En revanche, il a déploré « une faiblesse » des contenus audiovisuels adaptés à l’enfance qui risque de creuser le fossé entre l’enfant et son milieu.

Dans ce cadre, il a appelé à travailler davantage sur les contenus marocains dans le web afin de préserver la culture et l’identité nationales et à intégrer les TIC dans les programmes scolaires de manière systématique et généralisée.

L’enfant parlementaire, Mehdi Malakane, a souligné, de son côté, que l’éducation numérique figure parmi les questions les plus débattues au Parlement de l’enfant, étant donné que ce sujet intéresse et interpelle de façon quotidienne les enfants et les jeunes.

Et de relever que « la censure » sur les contenus marocains est devenue obligatoire dans certains cas où les utilisateurs abusent de la liberté d’expression sur Internet.

Tout en reconnaissant la difficulté de contrôler les contenus sur le web, il a appelé à éduquer aux TIC dès la petite enfance et à inculquer l’esprit critique susceptible de prémunir contre les risques inhérents à l’utilisation des TICs.

Organisée par l’ONDE, la 16ème édition du Congrès national des droits de l’enfant se veut l’occasion de célébrer les 30 ans de la Convention Internationale des Droits de l’Enfant (CIDE), de dresser le bilan de la situation de l’enfance depuis la ratification de la CIDE par le Maroc et de mobiliser les forces vives du Royaume pour mettre l’enfant au centre du nouveau modèle de développement.

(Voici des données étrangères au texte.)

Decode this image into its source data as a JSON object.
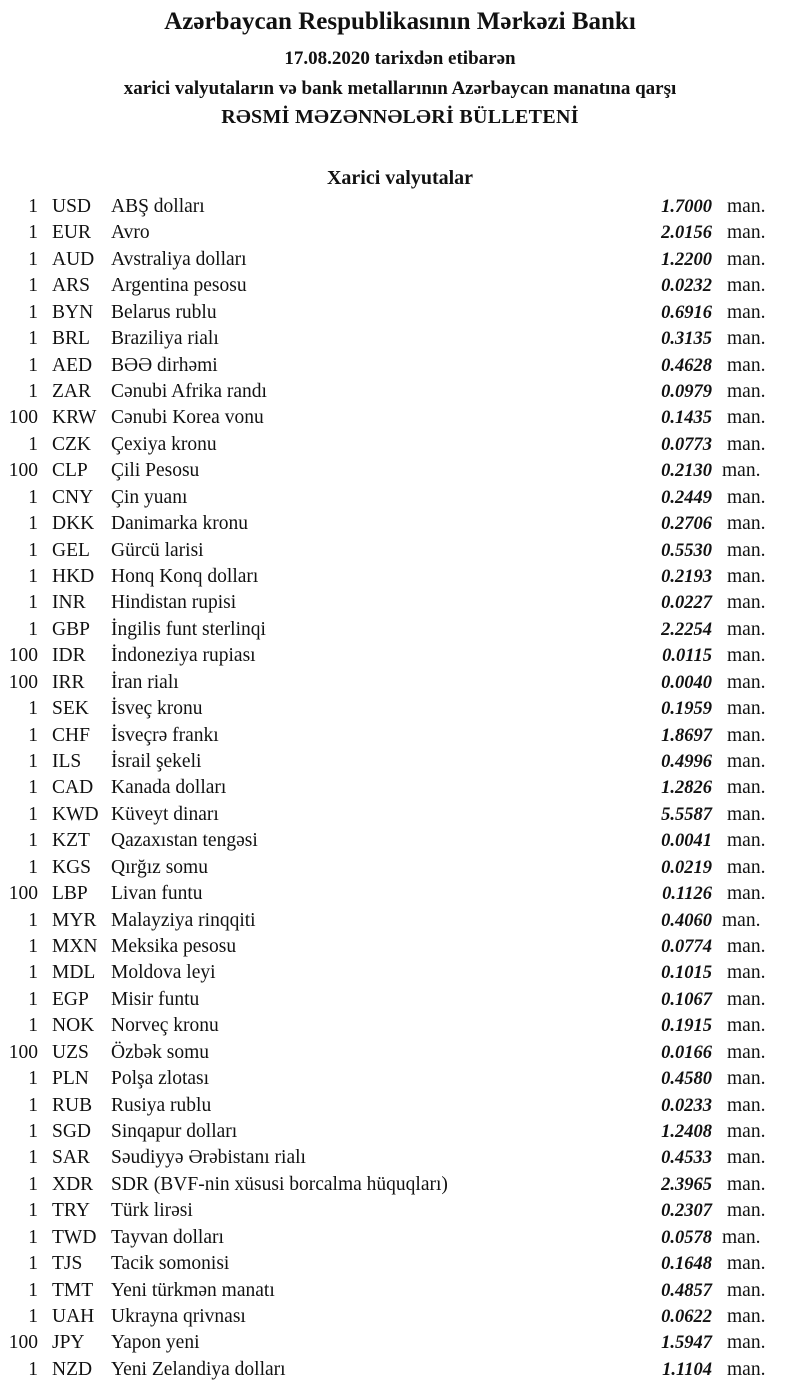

Le Congrès national des droits de l’enfant, dans une démarche à la fois rétrospective et prospective, constitue cette année un événement d’envergure nationale et internationale auquel prennent part plus de 3.000 participants, parmi lesquels les membres de l’Exécutif, des responsables publics, des personnalités onusiennes, des représentants de la société civile et du secteur privé et les enfants eux-mêmes, notamment les enfants parlementaires qui célébreront, dans ce cadre, les 20 ans du Parlement de l’enfant.

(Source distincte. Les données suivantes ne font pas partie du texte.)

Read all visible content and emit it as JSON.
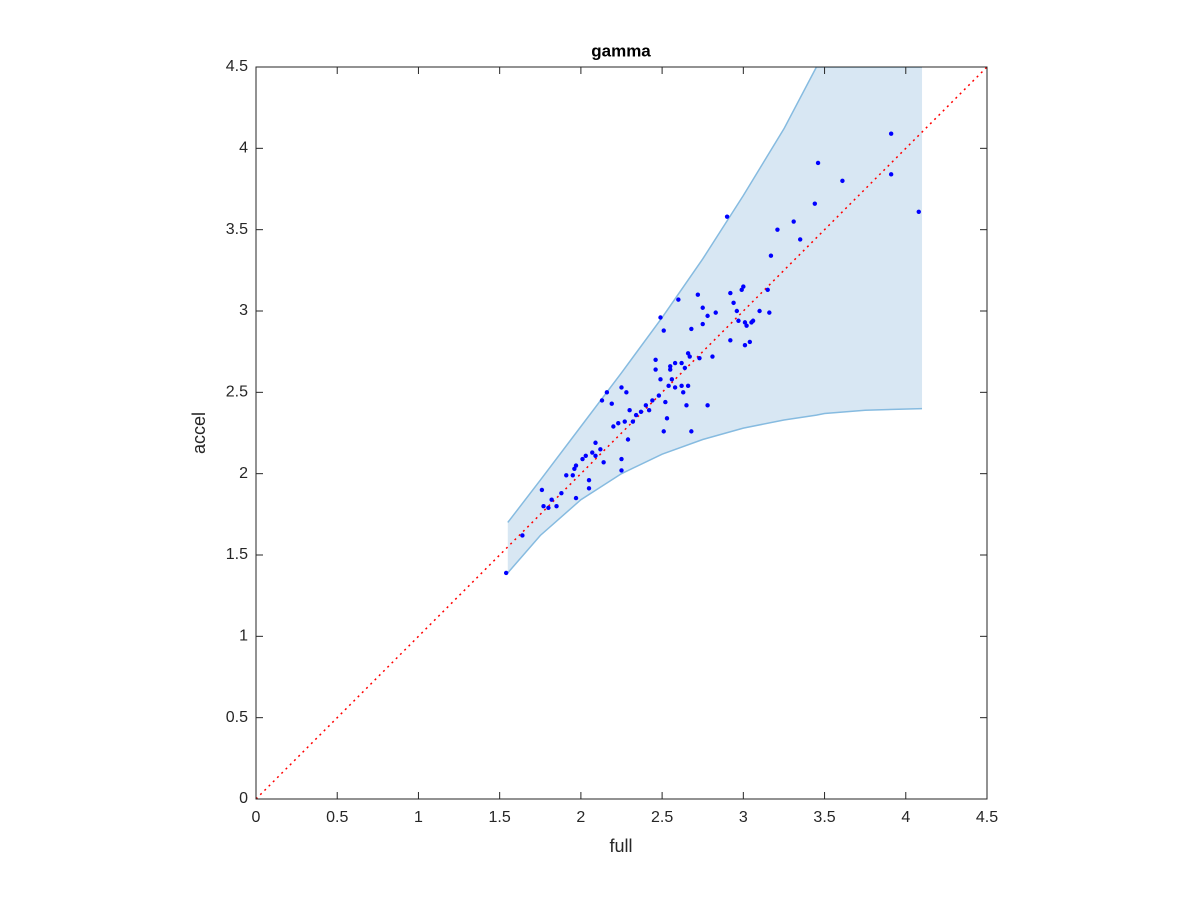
{
  "chart_data": {
    "type": "scatter",
    "title": "gamma",
    "xlabel": "full",
    "ylabel": "accel",
    "xlim": [
      0,
      4.5
    ],
    "ylim": [
      0,
      4.5
    ],
    "xticks": [
      0,
      0.5,
      1,
      1.5,
      2,
      2.5,
      3,
      3.5,
      4,
      4.5
    ],
    "yticks": [
      0,
      0.5,
      1,
      1.5,
      2,
      2.5,
      3,
      3.5,
      4,
      4.5
    ],
    "band": {
      "color": "#d8e7f3",
      "edge_color": "#86bbe0",
      "x": [
        1.55,
        1.75,
        2.0,
        2.25,
        2.5,
        2.75,
        3.0,
        3.25,
        3.45,
        3.5,
        3.75,
        4.1
      ],
      "upper": [
        1.7,
        1.96,
        2.29,
        2.62,
        2.96,
        3.32,
        3.71,
        4.12,
        4.5,
        4.5,
        4.5,
        4.5
      ],
      "lower": [
        1.39,
        1.62,
        1.84,
        2.0,
        2.12,
        2.21,
        2.28,
        2.33,
        2.36,
        2.37,
        2.39,
        2.4
      ]
    },
    "reference": {
      "color": "#ff0000",
      "x": [
        0,
        4.5
      ],
      "y": [
        0,
        4.5
      ]
    },
    "color": "#0000ff",
    "x": [
      1.54,
      1.64,
      1.76,
      1.77,
      1.8,
      1.82,
      1.85,
      1.88,
      1.91,
      1.95,
      1.96,
      1.97,
      1.97,
      2.01,
      2.03,
      2.05,
      2.05,
      2.07,
      2.09,
      2.09,
      2.12,
      2.14,
      2.13,
      2.16,
      2.19,
      2.2,
      2.23,
      2.25,
      2.25,
      2.25,
      2.27,
      2.28,
      2.29,
      2.3,
      2.32,
      2.34,
      2.37,
      2.4,
      2.42,
      2.44,
      2.46,
      2.46,
      2.48,
      2.49,
      2.49,
      2.51,
      2.51,
      2.52,
      2.53,
      2.54,
      2.55,
      2.55,
      2.56,
      2.58,
      2.58,
      2.6,
      2.62,
      2.62,
      2.63,
      2.64,
      2.65,
      2.66,
      2.66,
      2.67,
      2.68,
      2.68,
      2.72,
      2.73,
      2.75,
      2.75,
      2.78,
      2.78,
      2.81,
      2.83,
      2.9,
      2.92,
      2.92,
      2.94,
      2.96,
      2.97,
      2.99,
      3.0,
      3.01,
      3.01,
      3.02,
      3.04,
      3.05,
      3.06,
      3.1,
      3.15,
      3.16,
      3.17,
      3.21,
      3.31,
      3.35,
      3.44,
      3.46,
      3.61,
      3.91,
      3.91,
      4.08
    ],
    "y": [
      1.39,
      1.62,
      1.9,
      1.8,
      1.79,
      1.84,
      1.8,
      1.88,
      1.99,
      1.99,
      2.03,
      2.05,
      1.85,
      2.09,
      2.11,
      1.96,
      1.91,
      2.13,
      2.19,
      2.11,
      2.15,
      2.07,
      2.45,
      2.5,
      2.43,
      2.29,
      2.31,
      2.53,
      2.09,
      2.02,
      2.32,
      2.5,
      2.21,
      2.39,
      2.32,
      2.36,
      2.38,
      2.42,
      2.39,
      2.45,
      2.7,
      2.64,
      2.48,
      2.96,
      2.58,
      2.88,
      2.26,
      2.44,
      2.34,
      2.54,
      2.64,
      2.66,
      2.58,
      2.68,
      2.53,
      3.07,
      2.54,
      2.68,
      2.5,
      2.65,
      2.42,
      2.54,
      2.74,
      2.72,
      2.26,
      2.89,
      3.1,
      2.71,
      2.92,
      3.02,
      2.42,
      2.97,
      2.72,
      2.99,
      3.58,
      3.11,
      2.82,
      3.05,
      3.0,
      2.94,
      3.13,
      3.15,
      2.79,
      2.93,
      2.91,
      2.81,
      2.93,
      2.94,
      3.0,
      3.13,
      2.99,
      3.34,
      3.5,
      3.55,
      3.44,
      3.66,
      3.91,
      3.8,
      4.09,
      3.84,
      3.61
    ]
  }
}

Cet événement de portée internationale se veut aussi un plaidoyer en faveur de l’enfant, et s’inscrit dans le cadre d’une nouvelle dynamique insufflée par l’ONDE pour catalyser les actions futures des hauts responsables et des experts de la question de l’enfance aux niveaux national et africain.

L’objectif ultime est d’ériger l’enfant en priorité nationale, en engageant les parties prenantes à adopter une nouvelle approche qui devra désormais être axée sur les résultats, avec pour finalité de faire de l’enfant, première richesse du pays et du Continent, un levier de développement.

Les conclusions et engagements qui seront pris à Marrakech constitueront une nouvelle feuille de route intégrée, permettant ainsi au Maroc d’optimiser son potentiel humain, véritable richesse immatérielle qui accompagne la réalisation de ses ambitions économiques, politiques, sociales et culturelles.